American composer and music educator

Anne Mathilde Bilbro was an American composer and music educator.

==Early life and career==
A native of Tuskegee, Alabama, who spent the lion's share of years 20 through 49 in Gadsden, and the remainder divided primarily between New York, Birmingham, and St. Petersburg, Bilbro was the only daughter of five children born to Francina A. "Franke" (née Mason) and Judge James Andrew Bilbro. She attended the Alabama Conference Female College, graduating in 1887, and later studied music in Atlanta and New York.
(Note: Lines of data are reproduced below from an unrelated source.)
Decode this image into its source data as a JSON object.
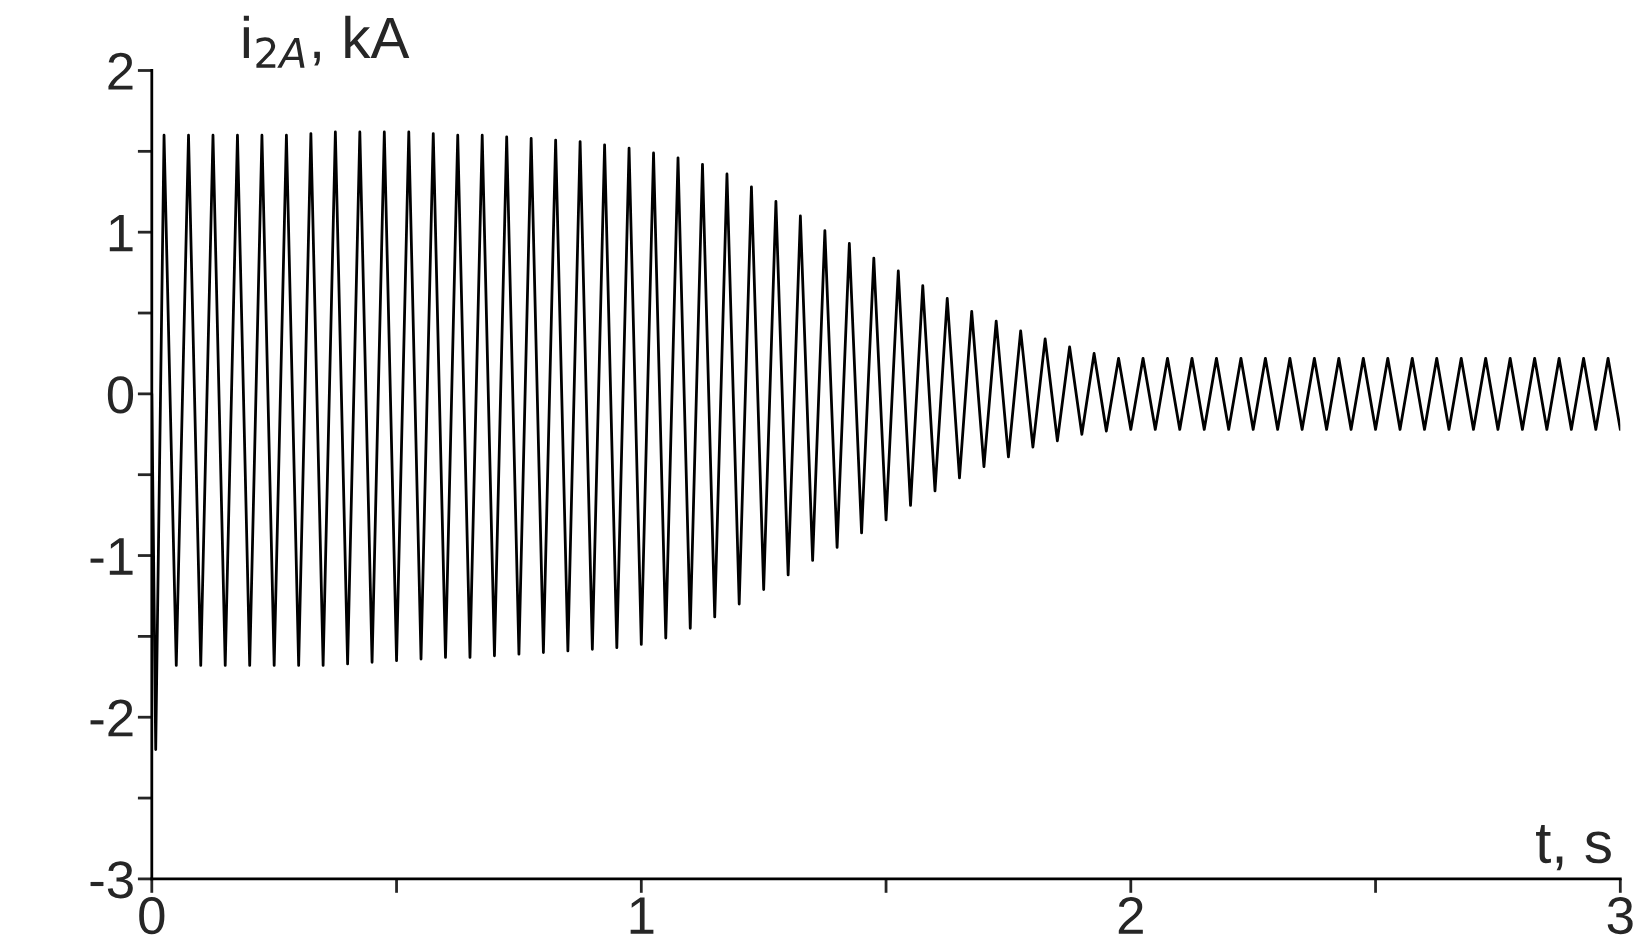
{
  "chart_data": {
    "type": "line",
    "xlabel": "t, s",
    "ylabel": "i$_{2A}$, kA",
    "xlim": [
      0,
      3
    ],
    "ylim": [
      -3,
      2
    ],
    "xticks": [
      0,
      {
        "value": 0.5,
        "label": null
      },
      1,
      {
        "value": 1.5,
        "label": null
      },
      2,
      {
        "value": 2.5,
        "label": null
      },
      3
    ],
    "yticks": [
      -3,
      {
        "value": -2.5,
        "label": null
      },
      -2,
      {
        "value": -1.5,
        "label": null
      },
      -1,
      {
        "value": -0.5,
        "label": null
      },
      0,
      {
        "value": 0.5,
        "label": null
      },
      1,
      {
        "value": 1.5,
        "label": null
      },
      2
    ],
    "grid": false,
    "legend": false,
    "marker": "none",
    "line_style": "solid",
    "series": [
      {
        "color": "#000000",
        "x": [
          0,
          0.008,
          0.025,
          0.05,
          0.075,
          0.1,
          0.125,
          0.15,
          0.175,
          0.2,
          0.225,
          0.25,
          0.275,
          0.3,
          0.325,
          0.35,
          0.375,
          0.4,
          0.425,
          0.45,
          0.475,
          0.5,
          0.525,
          0.55,
          0.575,
          0.6,
          0.625,
          0.65,
          0.675,
          0.7,
          0.725,
          0.75,
          0.775,
          0.8,
          0.825,
          0.85,
          0.875,
          0.9,
          0.925,
          0.95,
          0.975,
          1.0,
          1.025,
          1.05,
          1.075,
          1.1,
          1.125,
          1.15,
          1.175,
          1.2,
          1.225,
          1.25,
          1.275,
          1.3,
          1.325,
          1.35,
          1.375,
          1.4,
          1.425,
          1.45,
          1.475,
          1.5,
          1.525,
          1.55,
          1.575,
          1.6,
          1.625,
          1.65,
          1.675,
          1.7,
          1.725,
          1.75,
          1.775,
          1.8,
          1.825,
          1.85,
          1.875,
          1.9,
          1.925,
          1.95,
          1.975,
          2.0,
          2.025,
          2.05,
          2.075,
          2.1,
          2.125,
          2.15,
          2.175,
          2.2,
          2.225,
          2.25,
          2.275,
          2.3,
          2.325,
          2.35,
          2.375,
          2.4,
          2.425,
          2.45,
          2.475,
          2.5,
          2.525,
          2.55,
          2.575,
          2.6,
          2.625,
          2.65,
          2.675,
          2.7,
          2.725,
          2.75,
          2.775,
          2.8,
          2.825,
          2.85,
          2.875,
          2.9,
          2.925,
          2.95,
          2.975,
          3.0
        ],
        "values": [
          0,
          -2.2,
          1.6,
          -1.68,
          1.6,
          -1.68,
          1.6,
          -1.68,
          1.6,
          -1.68,
          1.6,
          -1.68,
          1.6,
          -1.68,
          1.61,
          -1.68,
          1.62,
          -1.67,
          1.62,
          -1.66,
          1.62,
          -1.65,
          1.62,
          -1.64,
          1.61,
          -1.63,
          1.6,
          -1.63,
          1.6,
          -1.62,
          1.59,
          -1.61,
          1.58,
          -1.6,
          1.57,
          -1.59,
          1.56,
          -1.58,
          1.54,
          -1.57,
          1.52,
          -1.55,
          1.49,
          -1.51,
          1.46,
          -1.45,
          1.42,
          -1.38,
          1.36,
          -1.3,
          1.28,
          -1.21,
          1.19,
          -1.12,
          1.1,
          -1.03,
          1.01,
          -0.95,
          0.93,
          -0.86,
          0.84,
          -0.78,
          0.76,
          -0.69,
          0.67,
          -0.6,
          0.59,
          -0.52,
          0.51,
          -0.45,
          0.45,
          -0.39,
          0.39,
          -0.33,
          0.34,
          -0.29,
          0.29,
          -0.25,
          0.25,
          -0.23,
          0.22,
          -0.22,
          0.22,
          -0.22,
          0.22,
          -0.22,
          0.22,
          -0.22,
          0.22,
          -0.22,
          0.22,
          -0.22,
          0.22,
          -0.22,
          0.22,
          -0.22,
          0.22,
          -0.22,
          0.22,
          -0.22,
          0.22,
          -0.22,
          0.22,
          -0.22,
          0.22,
          -0.22,
          0.22,
          -0.22,
          0.22,
          -0.22,
          0.22,
          -0.22,
          0.22,
          -0.22,
          0.22,
          -0.22,
          0.22,
          -0.22,
          0.22,
          -0.22,
          0.22,
          -0.22
        ]
      }
    ]
  }
}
Bilbro published over 600 works, primarily in the field of music education. Her compositions included piano pieces, pianologues, song stories, piano duets and trios, and complete collections of piano music. Her teaching methods were recognized for their novelty in the context of children's piano instruction. Bilbro operated a music studio in Gadsden, Alabama, from the 1890s to 1900s, and conducted master classes in multiple states. Beyond her work in music, she wrote short stories, a novel, articles for The Etude, and the "Legend of Noccalula," a text associated with Noccalula Falls in Alabama. In her later years, Bilbro experienced hearing loss but continued to engage with music.

In 1926, The Etude included Bilbro in its sesquicentennial edition celebrating "150 years of American music," alongside other prominent composers of the time.

==Death and legacy==
On December 2, 1958, Bilbro, whose health had been failing for well over a year, died in Montgomery, Alabama.

In 1983, together with artist Clara Weaver Parrish, Bilbro was named to the Alabama Women's Hall of Fame.